Combination 2: U.S. Patent 6,026,368 ('368) in view of U.S. Patent 6,269,361 ('361)
This combination offers an alternative, but equally compelling, argument for obviousness.
Base Reference: U.S. Patent 6,026,368 ('368)
The '368 patent describes a system for "collecting and analyzing data from a plurality of data sources" to create user profiles for purposes including "targeted marketing." This patent teaches the aggregation of data from different, unaffiliated sources and its use for advertising, thereby establishing the foundational elements of the '904 claims.Modifying Reference: U.S. Patent 6,269,361 ('361)
As in the previous combination, the '368 patent describes data collection but lacks a specific economic model for incentivizing the data sources. The '361 patent provides the missing element: a system for tracking third-party contributions for the purpose of compensation.Motivation to Combine
The motivation to combine '368 and '361 is identical to the motivation in the first combination. A POSITA seeking to commercialize the data collection system of '368 would need to encourage third parties to provide data. The obvious way to do this is to pay them. This creates the need to track who provided what data. '361 teaches just such a tracking-for-payment system. A POSITA would have logically combined the data aggregation method of '368 with the monetization method of '361 to create a commercially viable system.
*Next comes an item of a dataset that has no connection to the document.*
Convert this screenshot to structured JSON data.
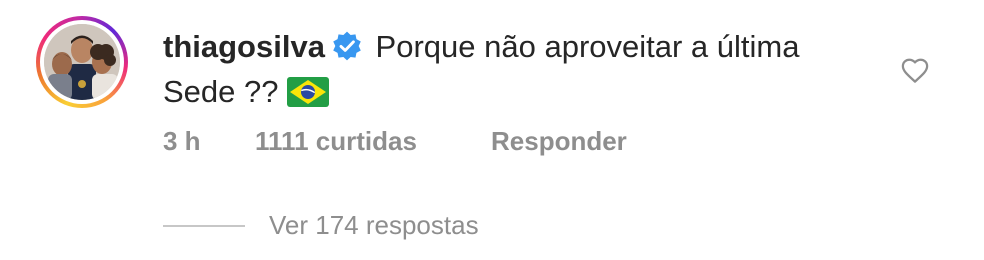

This combination would directly teach a system that receives partial profiles from unaffiliated third parties, adds them to a maintained profile, tracks the source of the data, and uses the profile for ad targeting, with the implicit purpose of compensating the source.
Conclusion
The independent claims of US patent 8,494,904 describe a combination of previously known elements: (1) aggregating user data from multiple websites for ad targeting, as taught by '730 and '368, and (2) tracking the source of third-party online contributions for financial compensation, as taught by '361. A person of ordinary skill in the art would have been motivated by clear economic and business reasons to combine these teachings to create the claimed system. The specific technical implementation of data transfer using URL redirection was a well-known and obvious choice at the time. Therefore, the invention described in US patent 8,494,904 would have been obvious under 35 U.S.C. § 103.